Este tipo de plan funciona muy bien cuando el padre homenajeado no quiere ruido ni agenda urbana. Es una escapada para bajar revoluciones, mirar paisaje, comer bien y conversar. No hace falta hacer mucho más.
Montevideo también puede ser escapada si se mira distinto
Para quienes viven en el interior, Montevideo puede ser una escapada perfecta.
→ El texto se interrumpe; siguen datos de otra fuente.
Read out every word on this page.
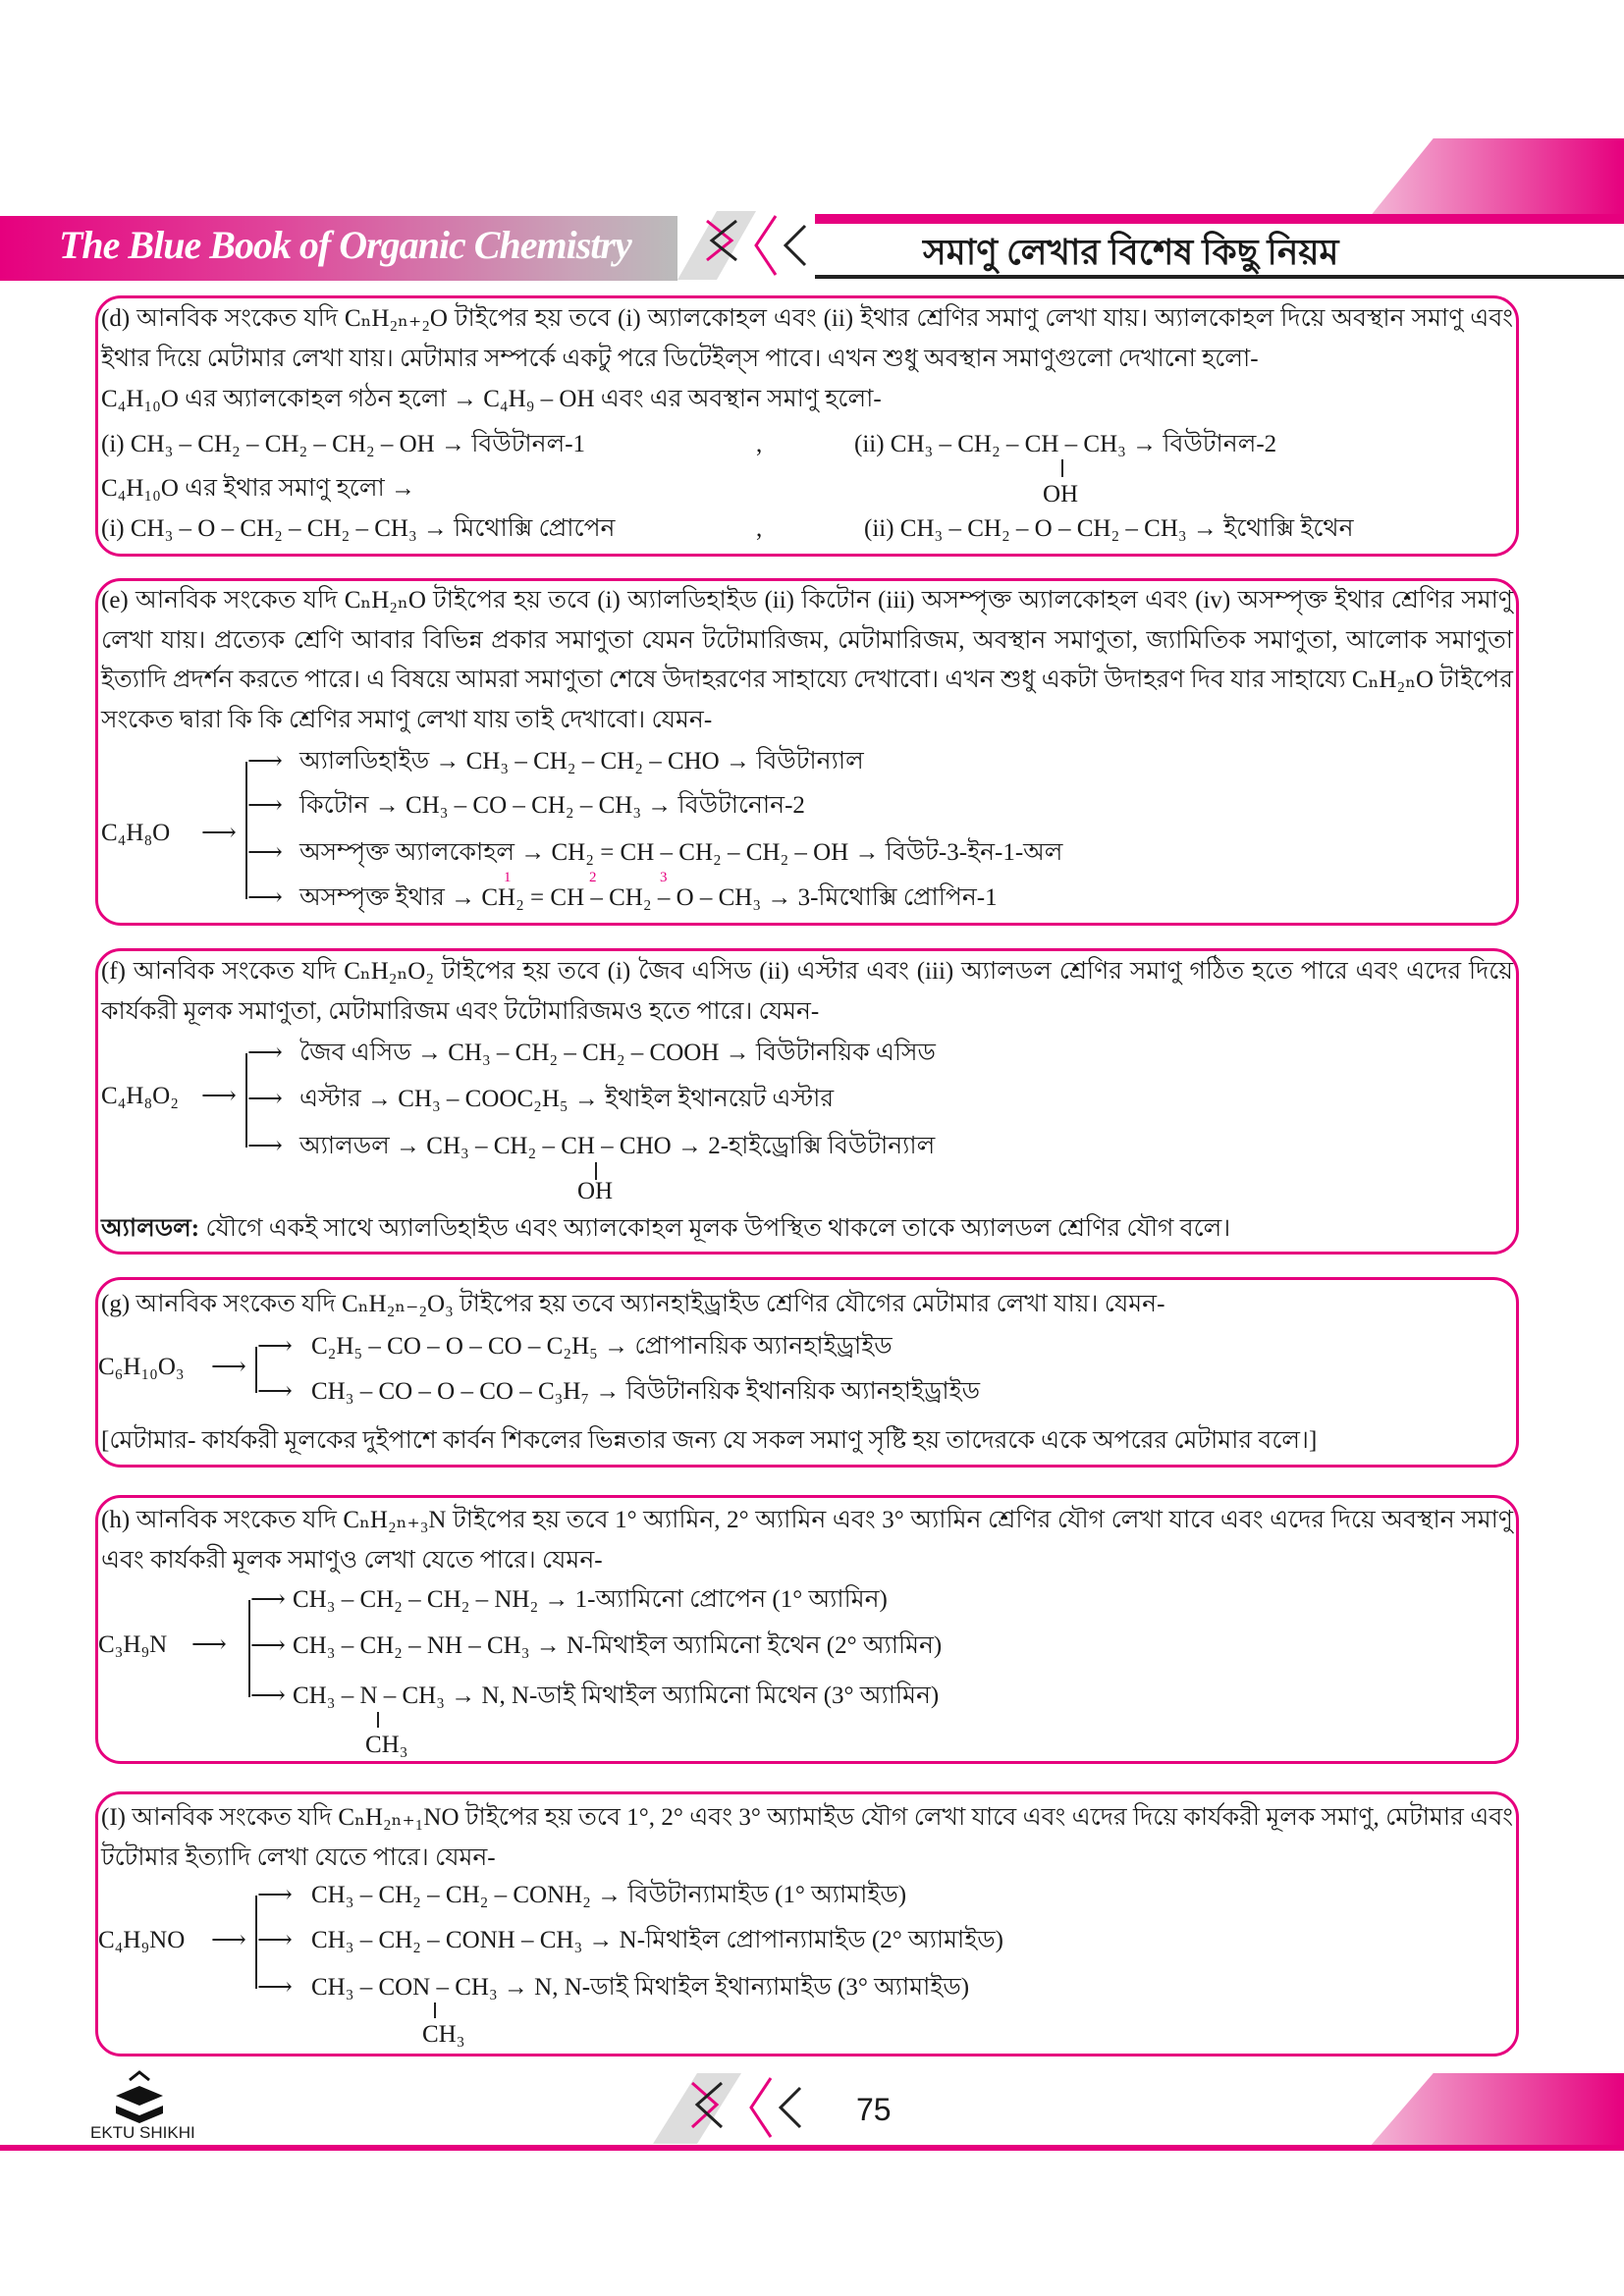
The Blue Book of Organic Chemistry	সমাণু লেখার বিশেষ কিছু নিয়ম
(d) আনবিক সংকেত যদি CₙH₂ₙ₊₂O টাইপের হয় তবে (i) অ্যালকোহল এবং (ii) ইথার শ্রেণির সমাণু লেখা যায়। অ্যালকোহল দিয়ে অবস্থান সমাণু এবং ইথার দিয়ে মেটামার লেখা যায়। মেটামার সম্পর্কে একটু পরে ডিটেইল্স পাবে। এখন শুধু অবস্থান সমাণুগুলো দেখানো হলো-
C₄H₁₀O এর অ্যালকোহল গঠন হলো → C₄H₉ – OH এবং এর অবস্থান সমাণু হলো-
(i) CH₃ – CH₂ – CH₂ – CH₂ – OH → বিউটানল-1	,	(ii) CH₃ – CH₂ – CH – CH₃ → বিউটানল-2
OH
C₄H₁₀O এর ইথার সমাণু হলো →
(i) CH₃ – O – CH₂ – CH₂ – CH₃ → মিথোক্সি প্রোপেন	,	(ii) CH₃ – CH₂ – O – CH₂ – CH₃ → ইথোক্সি ইথেন
(e) আনবিক সংকেত যদি CₙH₂ₙO টাইপের হয় তবে (i) অ্যালডিহাইড (ii) কিটোন (iii) অসম্পৃক্ত অ্যালকোহল এবং (iv) অসম্পৃক্ত ইথার শ্রেণির সমাণু লেখা যায়। প্রত্যেক শ্রেণি আবার বিভিন্ন প্রকার সমাণুতা যেমন টটোমারিজম, মেটামারিজম, অবস্থান সমাণুতা, জ্যামিতিক সমাণুতা, আলোক সমাণুতা ইত্যাদি প্রদর্শন করতে পারে। এ বিষয়ে আমরা সমাণুতা শেষে উদাহরণের সাহায্যে দেখাবো। এখন শুধু একটা উদাহরণ দিব যার সাহায্যে CₙH₂ₙO টাইপের সংকেত দ্বারা কি কি শ্রেণির সমাণু লেখা যায় তাই দেখাবো। যেমন-
C₄H₈O ⟶
⟶ অ্যালডিহাইড → CH₃ – CH₂ – CH₂ – CHO → বিউটান্যাল
⟶ কিটোন → CH₃ – CO – CH₂ – CH₃ → বিউটানোন-2
⟶ অসম্পৃক্ত অ্যালকোহল → CH₂ = CH – CH₂ – CH₂ – OH → বিউট-3-ইন-1-অল
⟶ অসম্পৃক্ত ইথার → CH₂ = CH – CH₂ – O – CH₃ → 3-মিথোক্সি প্রোপিন-1
1	2	3
(f) আনবিক সংকেত যদি CₙH₂ₙO₂ টাইপের হয় তবে (i) জৈব এসিড (ii) এস্টার এবং (iii) অ্যালডল শ্রেণির সমাণু গঠিত হতে পারে এবং এদের দিয়ে কার্যকরী মূলক সমাণুতা, মেটামারিজম এবং টটোমারিজমও হতে পারে। যেমন-
C₄H₈O₂ ⟶
⟶ জৈব এসিড → CH₃ – CH₂ – CH₂ – COOH → বিউটানয়িক এসিড
⟶ এস্টার → CH₃ – COOC₂H₅ → ইথাইল ইথানয়েট এস্টার
⟶ অ্যালডল → CH₃ – CH₂ – CH – CHO → 2-হাইড্রোক্সি বিউটান্যাল
OH
অ্যালডল: যৌগে একই সাথে অ্যালডিহাইড এবং অ্যালকোহল মূলক উপস্থিত থাকলে তাকে অ্যালডল শ্রেণির যৌগ বলে।
(g) আনবিক সংকেত যদি CₙH₂ₙ₋₂O₃ টাইপের হয় তবে অ্যানহাইড্রাইড শ্রেণির যৌগের মেটামার লেখা যায়। যেমন-
C₆H₁₀O₃ ⟶
⟶ C₂H₅ – CO – O – CO – C₂H₅ → প্রোপানয়িক অ্যানহাইড্রাইড
⟶ CH₃ – CO – O – CO – C₃H₇ → বিউটানয়িক ইথানয়িক অ্যানহাইড্রাইড
[মেটামার- কার্যকরী মূলকের দুইপাশে কার্বন শিকলের ভিন্নতার জন্য যে সকল সমাণু সৃষ্টি হয় তাদেরকে একে অপরের মেটামার বলে।]
(h) আনবিক সংকেত যদি CₙH₂ₙ₊₃N টাইপের হয় তবে 1° অ্যামিন, 2° অ্যামিন এবং 3° অ্যামিন শ্রেণির যৌগ লেখা যাবে এবং এদের দিয়ে অবস্থান সমাণু এবং কার্যকরী মূলক সমাণুও লেখা যেতে পারে। যেমন-
C₃H₉N ⟶
⟶ CH₃ – CH₂ – CH₂ – NH₂ → 1-অ্যামিনো প্রোপেন (1° অ্যামিন)
⟶ CH₃ – CH₂ – NH – CH₃ → N-মিথাইল অ্যামিনো ইথেন (2° অ্যামিন)
⟶ CH₃ – N – CH₃ → N, N-ডাই মিথাইল অ্যামিনো মিথেন (3° অ্যামিন)
CH₃
(I) আনবিক সংকেত যদি CₙH₂ₙ₊₁NO টাইপের হয় তবে 1°, 2° এবং 3° অ্যামাইড যৌগ লেখা যাবে এবং এদের দিয়ে কার্যকরী মূলক সমাণু, মেটামার এবং টটোমার ইত্যাদি লেখা যেতে পারে। যেমন-
C₄H₉NO ⟶
⟶ CH₃ – CH₂ – CH₂ – CONH₂ → বিউটান্যামাইড (1° অ্যামাইড)
⟶ CH₃ – CH₂ – CONH – CH₃ → N-মিথাইল প্রোপান্যামাইড (2° অ্যামাইড)
⟶ CH₃ – CON – CH₃ → N, N-ডাই মিথাইল ইথান্যামাইড (3° অ্যামাইড)
CH₃
EKTU SHIKHI
75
Y para quienes viven en Montevideo, también puede funcionar si se cambia el recorrido habitual. Una noche en un hotel, un almuerzo especial, una función de teatro, un museo, una caminata por la rambla, una librería o una merienda en otro barrio pueden hacer que la capital se sienta menos cotidiana.
El Día del Padre puede ser una buena excusa para armar un plan urbano sin demasiados traslados. Montevideo tiene una ventaja fuerte en julio: si llueve, hay más opciones bajo techo. Cine, teatro, cafés, centros culturales, museos y restaurantes permiten sostener el festejo incluso cuando el clima no ayuda.
Para familias con niños, conviene revisar la agenda de vacaciones de julio. Para padres que disfrutan la cultura, una función o exposición puede ser el regalo principal. Para quienes prefieren comer, el almuerzo puede ser el centro y la caminata apenas un complemento.
Cómo elegir la escapada según el tipo de papá
No hay una única escapada perfecta. Hay una escapada adecuada para cada padre. Y esa diferencia importa.
Si le gusta descansar, mejor termas o una posada tranquila. Si disfruta caminar, Colonia, rambla o costa. Si es gastronómico, bodega, parrilla o restaurante con sobremesa. Si le gusta la naturaleza, sierras o mar de invierno. Si prefiere planes simples, una salida cerca de casa puede ser suficiente. Si no quiere manejar, conviene elegir destinos con buena llegada y movilidad fácil.
La lista corta para decidir puede ser esta:
- Pensar qué disfruta papá, elegir un destino cercano, revisar el clima, reservar si hay comida o alojamiento, no sobrecargar el día, llevar abrigo y dejar espacio para la sobremesa, la caminata o el descanso.
Eso alcanza para evitar que el regalo se vuelva una logística pesada. En fechas familiares, lo más importante es que el plan no genere más estrés que alegría.
El valor de volver con una historia
Un regalo material puede ser lindo, útil y necesario. Pero una escapada corta deja otra cosa: una historia. "¿Te acordás cuando fuimos a Colonia por el Día del Padre?", "cuando nos agarró frío en la rambla", "cuando terminamos tomando chocolate caliente", "cuando papá eligió el restaurante", "cuando los gurises se durmieron en la vuelta".
Esos recuerdos no siempre se planifican. Aparecen cuando se abre un espacio para que pasen. Salir de casa, aunque sea por unas horas, cambia el tono del día.
Por eso, el mejor regalo para papá puede ser una escapada corta. No porque sea más cara ni más original, sino porque pone el foco en lo que muchas veces falta: tiempo compartido, atención y ganas de hacer algo distinto.
En un julio frío, con domingos que suelen parecerse demasiado entre sí, regalar una salida puede ser una forma simple de decir lo importante: hoy el plan sos vos.